Его вдруг осенило, он даже взволновался.

— А ты с собой возьми! Возьми, какую захочешь. Нет, погоди, я дам тебе вот что, Пятикнижие. Гляди сюда, отец мне даже надпись на ней сделал. И чтоб ей лучше было прочесть, положил книгу ей на колени. И прочитал:

— "Не привноси всуе имя родины."

— Не надо, Сеня, не сейчас, — отстранилась она от книги. — Я ведь приходить к тебе буду.

Он снова поставил Пятикнижие на полку и принялся ругать себя:

"Идиот, куда возьмет она это с собой? Домой? Ленька увидит — обсмеют в команде тебя, скандал будет. Это же безумие чистейшее с твоей сто­роны."

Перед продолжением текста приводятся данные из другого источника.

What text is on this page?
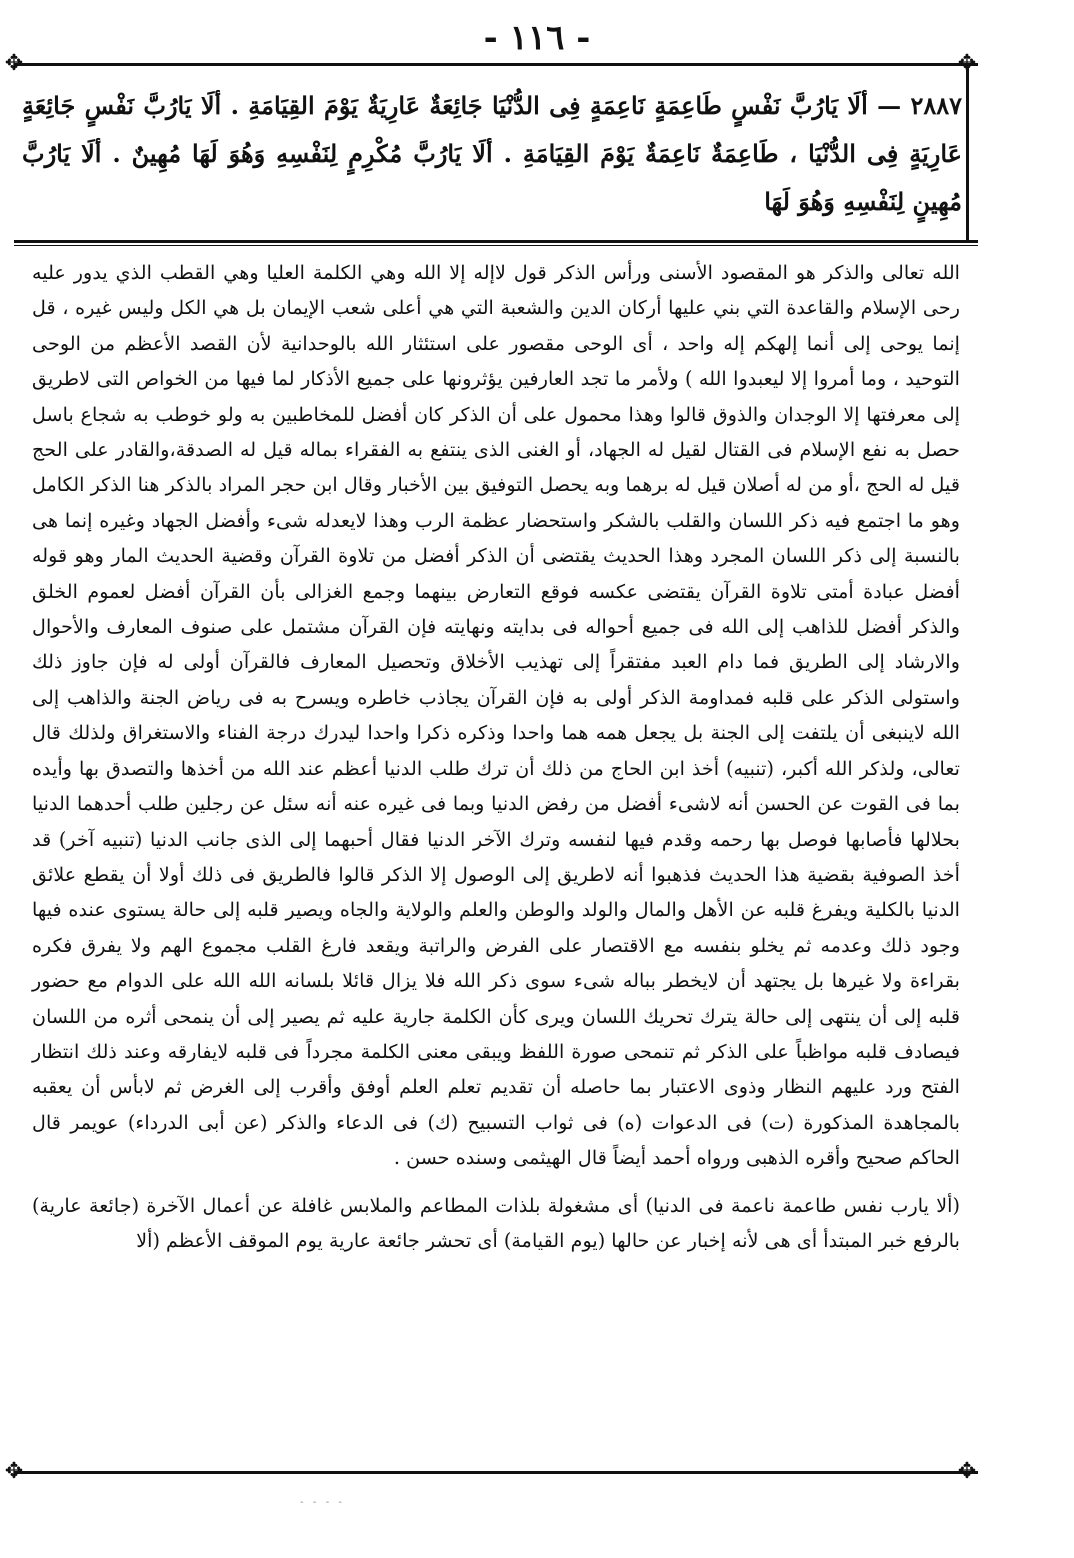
- ١١٦ -
✥	✥
✥	✥
٢٨٨٧ — ألَا يَارُبَّ نَفْسٍ طَاعِمَةٍ نَاعِمَةٍ فِى الدُّنْيَا جَائِعَةٌ عَارِيَةٌ يَوْمَ القِيَامَةِ . ألَا يَارُبَّ نَفْسٍ جَائِعَةٍ عَارِيَةٍ فِى الدُّنْيَا ، طَاعِمَةٌ نَاعِمَةٌ يَوْمَ القِيَامَةِ . ألَا يَارُبَّ مُكْرِمٍ لِنَفْسِهِ وَهُوَ لَهَا مُهِينٌ . ألَا يَارُبَّ مُهِينٍ لِنَفْسِهِ وَهُوَ لَهَا

الله تعالى والذكر هو المقصود الأسنى ورأس الذكر قول لاإله إلا الله وهي الكلمة العليا وهي القطب الذي يدور عليه رحى الإسلام والقاعدة التي بني عليها أركان الدين والشعبة التي هي أعلى شعب الإيمان بل هي الكل وليس غيره ، قل إنما يوحى إلى أنما إلهكم إله واحد ، أى الوحى مقصور على استئثار الله بالوحدانية لأن القصد الأعظم من الوحى التوحيد ، وما أمروا إلا ليعبدوا الله ) ولأمر ما تجد العارفين يؤثرونها على جميع الأذكار لما فيها من الخواص التى لاطريق إلى معرفتها إلا الوجدان والذوق قالوا وهذا محمول على أن الذكر كان أفضل للمخاطبين به ولو خوطب به شجاع باسل حصل به نفع الإسلام فى القتال لقيل له الجهاد، أو الغنى الذى ينتفع به الفقراء بماله قيل له الصدقة،والقادر على الحج قيل له الحج ،أو من له أصلان قيل له برهما وبه يحصل التوفيق بين الأخبار وقال ابن حجر المراد بالذكر هنا الذكر الكامل وهو ما اجتمع فيه ذكر اللسان والقلب بالشكر واستحضار عظمة الرب وهذا لايعدله شىء وأفضل الجهاد وغيره إنما هى بالنسبة إلى ذكر اللسان المجرد وهذا الحديث يقتضى أن الذكر أفضل من تلاوة القرآن وقضية الحديث المار وهو قوله أفضل عبادة أمتى تلاوة القرآن يقتضى عكسه فوقع التعارض بينهما وجمع الغزالى بأن القرآن أفضل لعموم الخلق والذكر أفضل للذاهب إلى الله فى جميع أحواله فى بدايته ونهايته فإن القرآن مشتمل على صنوف المعارف والأحوال والارشاد إلى الطريق فما دام العبد مفتقراً إلى تهذيب الأخلاق وتحصيل المعارف فالقرآن أولى له فإن جاوز ذلك واستولى الذكر على قلبه فمداومة الذكر أولى به فإن القرآن يجاذب خاطره ويسرح به فى رياض الجنة والذاهب إلى الله لاينبغى أن يلتفت إلى الجنة بل يجعل همه هما واحدا وذكره ذكرا واحدا ليدرك درجة الفناء والاستغراق ولذلك قال تعالى، ولذكر الله أكبر، (تنبيه) أخذ ابن الحاج من ذلك أن ترك طلب الدنيا أعظم عند الله من أخذها والتصدق بها وأيده بما فى القوت عن الحسن أنه لاشىء أفضل من رفض الدنيا وبما فى غيره عنه أنه سئل عن رجلين طلب أحدهما الدنيا بحلالها فأصابها فوصل بها رحمه وقدم فيها لنفسه وترك الآخر الدنيا فقال أحبهما إلى الذى جانب الدنيا (تنبيه آخر) قد أخذ الصوفية بقضية هذا الحديث فذهبوا أنه لاطريق إلى الوصول إلا الذكر قالوا فالطريق فى ذلك أولا أن يقطع علائق الدنيا بالكلية ويفرغ قلبه عن الأهل والمال والولد والوطن والعلم والولاية والجاه ويصير قلبه إلى حالة يستوى عنده فيها وجود ذلك وعدمه ثم يخلو بنفسه مع الاقتصار على الفرض والراتبة ويقعد فارغ القلب مجموع الهم ولا يفرق فكره بقراءة ولا غيرها بل يجتهد أن لايخطر بباله شىء سوى ذكر الله فلا يزال قائلا بلسانه الله الله على الدوام مع حضور قلبه إلى أن ينتهى إلى حالة يترك تحريك اللسان ويرى كأن الكلمة جارية عليه ثم يصير إلى أن ينمحى أثره من اللسان فيصادف قلبه مواظباً على الذكر ثم تنمحى صورة اللفظ ويبقى معنى الكلمة مجرداً فى قلبه لايفارقه وعند ذلك انتظار الفتح ورد عليهم النظار وذوى الاعتبار بما حاصله أن تقديم تعلم العلم أوفق وأقرب إلى الغرض ثم لابأس أن يعقبه بالمجاهدة المذكورة (ت) فى الدعوات (ه) فى ثواب التسبيح (ك) فى الدعاء والذكر (عن أبى الدرداء) عويمر قال الحاكم صحيح وأقره الذهبى ورواه أحمد أيضاً قال الهيثمى وسنده حسن .

(ألا يارب نفس طاعمة ناعمة فى الدنيا) أى مشغولة بلذات المطاعم والملابس غافلة عن أعمال الآخرة (جائعة عارية) بالرفع خبر المبتدأ أى هى لأنه إخبار عن حالها (يوم القيامة) أى تحشر جائعة عارية يوم الموقف الأعظم (ألا

- - - -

И стал утешать себя: скандала теперь никак не миновать. Нечего быть трусливым, если решил брать Еву с собой к Мертвому морю.

Они опять выпили.

— Вы все заблуждаетесь, полагая, что вышла я за Леньку вслепую, — начала Ева. — Нет, я не дурочка пустая: ринг, бокс, романтические спортсмены... О, я все рассчитала! Мы жили тогда с ма­мой на Романовке, в нижнем городе. Гетто, по­мойная яма, гениальное убожество, до которо­го можем дойти лишь мы, маланцы. И этот стыд, жгучий, девичий стыд за то, что живешь там. Кто не мечтает о белом коне? Я знаю, все мне сейчас завидуют: я на фамилии мужа, записана молдаванкой. Но за коня белого надо и многое терпеть: в первый же день Ленечка спустил мою маму с третьего этажа по всем правилам бокса: "Чтоб духу ее малайского в доме моем не было!!" Словечко "маланец" во рту у него цветет и не переводится. Нет, Сеня, каждый из нас дол­жен спасаться, как может, как сумеет. Одно я знаю — дети мои не будут такими, ни несчастны­ми, ни ущербными. Одной мне известно, какой мой Ленечка кобель, какая это сволочь. Он у Акимова фаворит. Акимов за него кому угод­но глаз выклюет, за своего капитана. Кстати, известно ли тебе, что мой муж просил за тебя? Знаешь, конечно. И думаешь, из лучших побуж­дений? Дудки! Начхать ему, будет в команде отличный средневес, или не будет...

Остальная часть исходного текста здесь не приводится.